Foot-and-mouth disease

Foot-and-mouth disease

A disease that could potentially wipe out Australia’s multi-billion-dollar livestock industry has been detected at Australian airports.

Agriculture Minister David Littleproud said two detections of foot-and-mouth disease (FMD) since December were confirmed by the Australian Animal Health Laboratory in meat products declared and seized at airports.

A third sample was deemed inconclusive among the more than 280 samples tested for FMD.

The pork jerky, sausages and other pork products were collected by Department of Agriculture staff between December 3-16 last year and from January 21-February 3 this year.

Fragments of the African Swine Fever (ASF) virus were also detected in the meat of six of the December samples and 40 of the 283 samples taken in 2019.

Mr Littleproud said FMD was “considered the biggest threat to Australia’s agriculture” and travellers that did not declare animal or plant products would face fines and possible court proceedings.

“I won’t tolerate travellers risking Australian farming,” Mr Littleproud said.

‘Canary in the coalmine’

The highly contagious foot-and-mouth disease can spread between animals by inhalation, ingestion, and direct contact with the disease.

Pigs, for example, which could be fed FMD-contaminated waste food in their trough — contaminated salami on discarded pizza, for instance — will likely become infected and infect others.

Biosecurity expert and Melbourne University professor Tom Kompas said an FMD outbreak could cost Australia’s livestock industries $40-60 billion.

“That’s the alarm bell, you know the canary in the coalmine warning,” Mr Kompas said.

“[If] borders close we can’t trade live animals, we can’t send meat products out of the country except to other countries that have FMD.”

Victoria’s chief vet Charles Milne described the detections as “really concerning, but not surprising”.

“The lesson there is that people must comply with quarantine requirements and that applies to everyone in the population,” he said.

“The consequences of one of these viruses getting through and infecting our livestock would be catastrophic.”

Dr Milne was involved in responding to FMD outbreaks in the United Kingdom before coming to work in Australia.

“The feeding of waste food to animals is illegal and it’s illegal because of the risks to the health of those industries is immense,” he said.

“In the UK in 2001, we had to slaughter six-and-a-half million animals as a consequence of someone doing exactly that, and in Australia it’s estimated the cost of something like that would be in excess of $50 billion.”

FMD in livestock and livestock products is not a threat to human health.
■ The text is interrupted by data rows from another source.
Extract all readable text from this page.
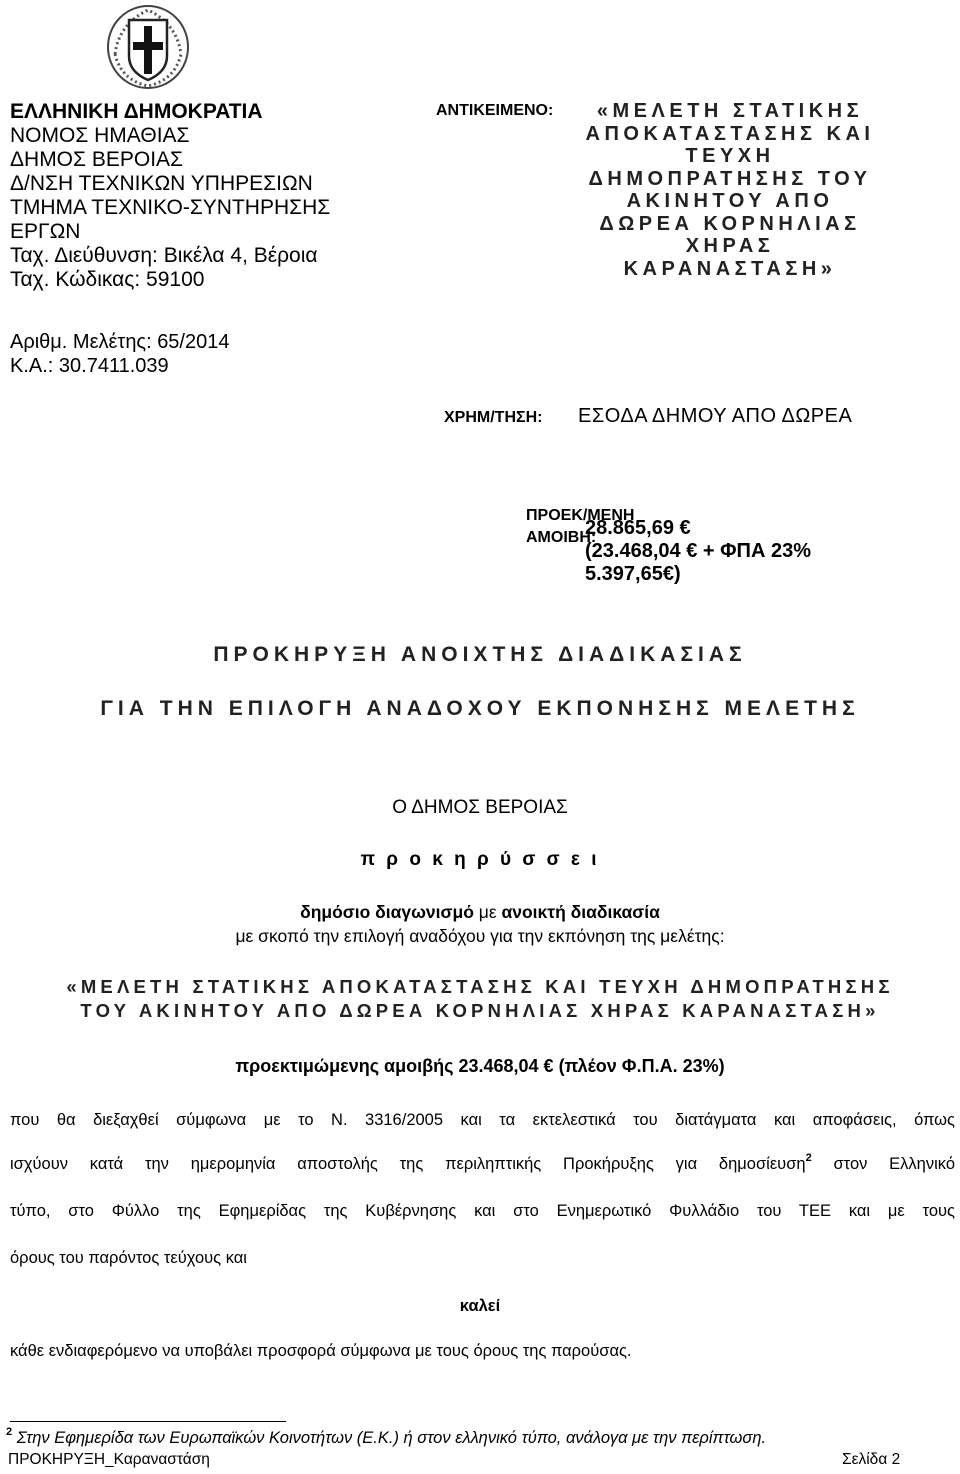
ΕΛΛΗΝΙΚΗ ΔΗΜΟΚΡΑΤΙΑ
ΝΟΜΟΣ ΗΜΑΘΙΑΣ
ΔΗΜΟΣ ΒΕΡΟΙΑΣ
Δ/ΝΣΗ ΤΕΧΝΙΚΩΝ ΥΠΗΡΕΣΙΩΝ
ΤΜΗΜΑ ΤΕΧΝΙΚΟ-ΣΥΝΤΗΡΗΣΗΣ
ΕΡΓΩΝ
Ταχ. Διεύθυνση: Βικέλα 4, Βέροια
Ταχ. Κώδικας: 59100
Αριθμ. Μελέτης: 65/2014
Κ.Α.: 30.7411.039
ΑΝΤΙΚΕΙΜΕΝΟ:	«ΜΕΛΕΤΗ ΣΤΑΤΙΚΗΣ
ΑΠΟΚΑΤΑΣΤΑΣΗΣ ΚΑΙ
ΤΕΥΧΗ
ΔΗΜΟΠΡΑΤΗΣΗΣ ΤΟΥ
ΑΚΙΝΗΤΟΥ ΑΠΟ
ΔΩΡΕΑ ΚΟΡΝΗΛΙΑΣ
ΧΗΡΑΣ
ΚΑΡΑΝΑΣΤΑΣΗ»
ΧΡΗΜ/ΤΗΣΗ: ΕΣΟΔΑ ΔΗΜΟΥ ΑΠΟ ΔΩΡΕΑ
ΠΡΟΕΚ/ΜΕΝΗ
ΑΜΟΙΒΗ:
28.865,69 €
(23.468,04 € + ΦΠΑ 23%
5.397,65€)
ΠΡΟΚΗΡΥΞΗ ΑΝΟΙΧΤΗΣ ΔΙΑΔΙΚΑΣΙΑΣ
ΓΙΑ ΤΗΝ ΕΠΙΛΟΓΗ ΑΝΑΔΟΧΟΥ ΕΚΠΟΝΗΣΗΣ ΜΕΛΕΤΗΣ
Ο ΔΗΜΟΣ ΒΕΡΟΙΑΣ
π ρ ο κ η ρ ύ σ σ ε ι
δημόσιο διαγωνισμό με ανοικτή διαδικασία
με σκοπό την επιλογή αναδόχου για την εκπόνηση της μελέτης:
«ΜΕΛΕΤΗ ΣΤΑΤΙΚΗΣ ΑΠΟΚΑΤΑΣΤΑΣΗΣ ΚΑΙ ΤΕΥΧΗ ΔΗΜΟΠΡΑΤΗΣΗΣ
ΤΟΥ ΑΚΙΝΗΤΟΥ ΑΠΟ ΔΩΡΕΑ ΚΟΡΝΗΛΙΑΣ ΧΗΡΑΣ ΚΑΡΑΝΑΣΤΑΣΗ»
προεκτιμώμενης αμοιβής 23.468,04 € (πλέον Φ.Π.Α. 23%)
που θα διεξαχθεί σύμφωνα με το Ν. 3316/2005 και τα εκτελεστικά του διατάγματα και αποφάσεις, όπως
ισχύουν κατά την ημερομηνία αποστολής της περιληπτικής Προκήρυξης για δημοσίευση$^2$ στον Ελληνικό
τύπο, στο Φύλλο της Εφημερίδας της Κυβέρνησης και στο Ενημερωτικό Φυλλάδιο του ΤΕΕ και με τους
όρους του παρόντος τεύχους και
καλεί
κάθε ενδιαφερόμενο να υποβάλει προσφορά σύμφωνα με τους όρους της παρούσας.
$^2$ Στην Εφημερίδα των Ευρωπαϊκών Κοινοτήτων (Ε.Κ.) ή στον ελληνικό τύπο, ανάλογα με την περίπτωση.
ΠΡΟΚΗΡΥΞΗ_Καραναστάση	Σελίδα 2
Calls for greater biosecurity investment

Australian remains free from FMD and ASF, but Victorian Farmers’ Federation president David Jochinke said the detections proved a greater investment was needed in biosecurity at all levels of government.

“The current penalties are no more than a slap on the wrist,” Mr Jochinke said.

Mr Kompas also called for greater funding.

“Budgets are being stretched and you’ll know when you go to the airport these days at international arrivals only a fraction of people are looked at,” Mr Kompas said.

“It is a trust or honour system. When you actually start checking people you find a lot of occurrences of things that shouldn’t come into Australia.”

“If it were me, I’d spend much more money trying to make sure things stay out because the potential for damages are huge.”